Mais est-ce une relation causale, et si oui dans quel sens ? La relation entre la dette publique et la croissance économique varie-t-elle en fonction d’autres variables économiques telle que la capacité d’un État à emprunter dans sa propre monnaie ? Qu’arrive-t-il quand la dette publique sert à financer des niveaux plus élevés de dépense publique ?

La recherche comme élément de langage politique 

Ces questions méritent d’être posées. Le souci, c’est que les hommes d’État et les personnes impliquées dans le débat d’idées cherchent à utiliser la recherche universitaire afin d’illustrer, de justifier leur cause.

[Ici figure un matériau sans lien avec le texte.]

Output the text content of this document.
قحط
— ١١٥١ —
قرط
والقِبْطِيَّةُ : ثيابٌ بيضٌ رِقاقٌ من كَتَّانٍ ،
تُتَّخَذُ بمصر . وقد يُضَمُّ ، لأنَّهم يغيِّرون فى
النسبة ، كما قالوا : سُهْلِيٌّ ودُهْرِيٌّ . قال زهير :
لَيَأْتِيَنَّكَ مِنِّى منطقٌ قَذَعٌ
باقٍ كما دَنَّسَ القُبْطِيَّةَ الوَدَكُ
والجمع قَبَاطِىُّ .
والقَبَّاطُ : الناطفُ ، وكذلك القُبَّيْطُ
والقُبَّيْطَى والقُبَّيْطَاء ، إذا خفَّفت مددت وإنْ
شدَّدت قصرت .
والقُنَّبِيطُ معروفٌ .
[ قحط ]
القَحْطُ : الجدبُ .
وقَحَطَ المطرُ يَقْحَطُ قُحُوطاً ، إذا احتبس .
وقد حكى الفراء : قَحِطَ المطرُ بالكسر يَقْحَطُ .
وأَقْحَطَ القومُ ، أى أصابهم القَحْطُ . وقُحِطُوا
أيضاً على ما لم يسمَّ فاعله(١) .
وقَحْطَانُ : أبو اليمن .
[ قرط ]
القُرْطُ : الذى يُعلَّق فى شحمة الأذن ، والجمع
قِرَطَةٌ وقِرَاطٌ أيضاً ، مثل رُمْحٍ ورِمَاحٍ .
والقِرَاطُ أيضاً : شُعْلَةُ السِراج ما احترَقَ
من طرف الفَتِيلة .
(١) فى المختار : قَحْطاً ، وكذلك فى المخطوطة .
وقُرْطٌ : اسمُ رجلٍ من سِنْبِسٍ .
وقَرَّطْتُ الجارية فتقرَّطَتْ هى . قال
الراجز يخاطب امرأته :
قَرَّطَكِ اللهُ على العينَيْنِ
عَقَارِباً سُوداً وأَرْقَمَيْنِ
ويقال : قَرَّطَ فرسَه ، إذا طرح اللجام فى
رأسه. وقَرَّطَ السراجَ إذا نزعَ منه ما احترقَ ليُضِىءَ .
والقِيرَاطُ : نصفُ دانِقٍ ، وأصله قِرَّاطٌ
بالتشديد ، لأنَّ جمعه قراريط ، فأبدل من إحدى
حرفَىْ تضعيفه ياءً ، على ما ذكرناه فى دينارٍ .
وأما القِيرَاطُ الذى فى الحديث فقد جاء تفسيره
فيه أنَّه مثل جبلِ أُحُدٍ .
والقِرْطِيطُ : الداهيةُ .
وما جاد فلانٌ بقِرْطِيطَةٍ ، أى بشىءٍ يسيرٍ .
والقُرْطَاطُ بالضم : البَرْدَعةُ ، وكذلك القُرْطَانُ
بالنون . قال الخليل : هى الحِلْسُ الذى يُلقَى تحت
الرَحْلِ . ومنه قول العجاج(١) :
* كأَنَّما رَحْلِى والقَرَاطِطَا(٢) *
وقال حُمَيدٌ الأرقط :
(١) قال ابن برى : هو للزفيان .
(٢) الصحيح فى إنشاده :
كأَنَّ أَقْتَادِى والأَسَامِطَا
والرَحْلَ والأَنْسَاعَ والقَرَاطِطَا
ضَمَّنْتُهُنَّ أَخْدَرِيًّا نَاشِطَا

Le fait que l’équipe politique A cite une étude pour justifier une politique publique -X et que cette étude comprend une erreur ne signifie pas que l’équipe politique A ait tort et que l’équipe politique B ait raison de se faire le chantre de la politique +X. Votre opinion n’est pas forcément valide s’il est prouvé que l’équipe adverse a avancé un argument faux. Le croire serait faire preuve d’un manque de nuance, voire même d’humilité.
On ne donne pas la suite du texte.